1. Circle – the social payment provider
2. Blockstream – the sidechain developer
3. Digital Asset holdings – the distributed ledger solutions provider
The new research report The Future of Blockchain: Bitcoin, Remittance, ID Verification & Smart Contracts 2016-2021 – highlighted the increasing diversification of nascent blockchain deployments, with applications ranging from identity to asset management. It pinpointed the banking sector as being particularly proactive, with several banks having already adopted the Ripple blockchain protocol and others piloting competing solutions.
The research claimed that in areas such as transaction settlement, the introduction of a blockchain-based system would substantially reduce both the risk of error and the time taken for error checking. Furthermore, it argued that in cross-border remittance, the technology could allow new entrants to offer services at significantly lower costs to consumers.

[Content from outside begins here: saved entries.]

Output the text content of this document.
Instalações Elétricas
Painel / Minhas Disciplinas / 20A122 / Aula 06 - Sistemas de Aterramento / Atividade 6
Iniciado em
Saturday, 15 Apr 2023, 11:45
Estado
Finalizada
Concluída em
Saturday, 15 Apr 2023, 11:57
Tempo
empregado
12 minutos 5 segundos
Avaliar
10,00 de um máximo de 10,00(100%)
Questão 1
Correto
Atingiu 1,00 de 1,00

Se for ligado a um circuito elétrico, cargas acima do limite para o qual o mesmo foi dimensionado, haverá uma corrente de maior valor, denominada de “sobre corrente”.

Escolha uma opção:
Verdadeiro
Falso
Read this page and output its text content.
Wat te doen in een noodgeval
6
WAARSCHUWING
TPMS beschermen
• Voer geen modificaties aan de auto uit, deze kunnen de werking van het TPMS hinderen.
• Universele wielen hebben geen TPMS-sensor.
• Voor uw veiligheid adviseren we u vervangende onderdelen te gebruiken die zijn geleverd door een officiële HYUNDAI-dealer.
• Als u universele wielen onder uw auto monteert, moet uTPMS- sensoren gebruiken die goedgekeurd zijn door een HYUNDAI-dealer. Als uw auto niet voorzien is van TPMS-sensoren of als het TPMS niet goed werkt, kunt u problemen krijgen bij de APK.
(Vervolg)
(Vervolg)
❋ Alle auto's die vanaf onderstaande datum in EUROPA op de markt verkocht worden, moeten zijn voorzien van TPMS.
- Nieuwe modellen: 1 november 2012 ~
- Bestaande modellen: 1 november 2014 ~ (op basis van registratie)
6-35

Smart Contract Flaw Poses Challenges
However, the research cautioned that if smart contracts use blockchain technology, then their contents, including, potentially, bugs or flaws, are visible to all the users of that blockchain. It cited the recent case where a flaw on the DAO (Decentralised Autonomous Organisation) network was exploited by a third party, resulting in the misappropriation of cryptocurrency worth nearly $80 million.
According to research author Dr Windsor Holden, While blockchain technology offers the potential for increased speed, transparency and security across an array of verticals, there has to be rigorous and robust roadtesting in each unique use case before any decision is taken.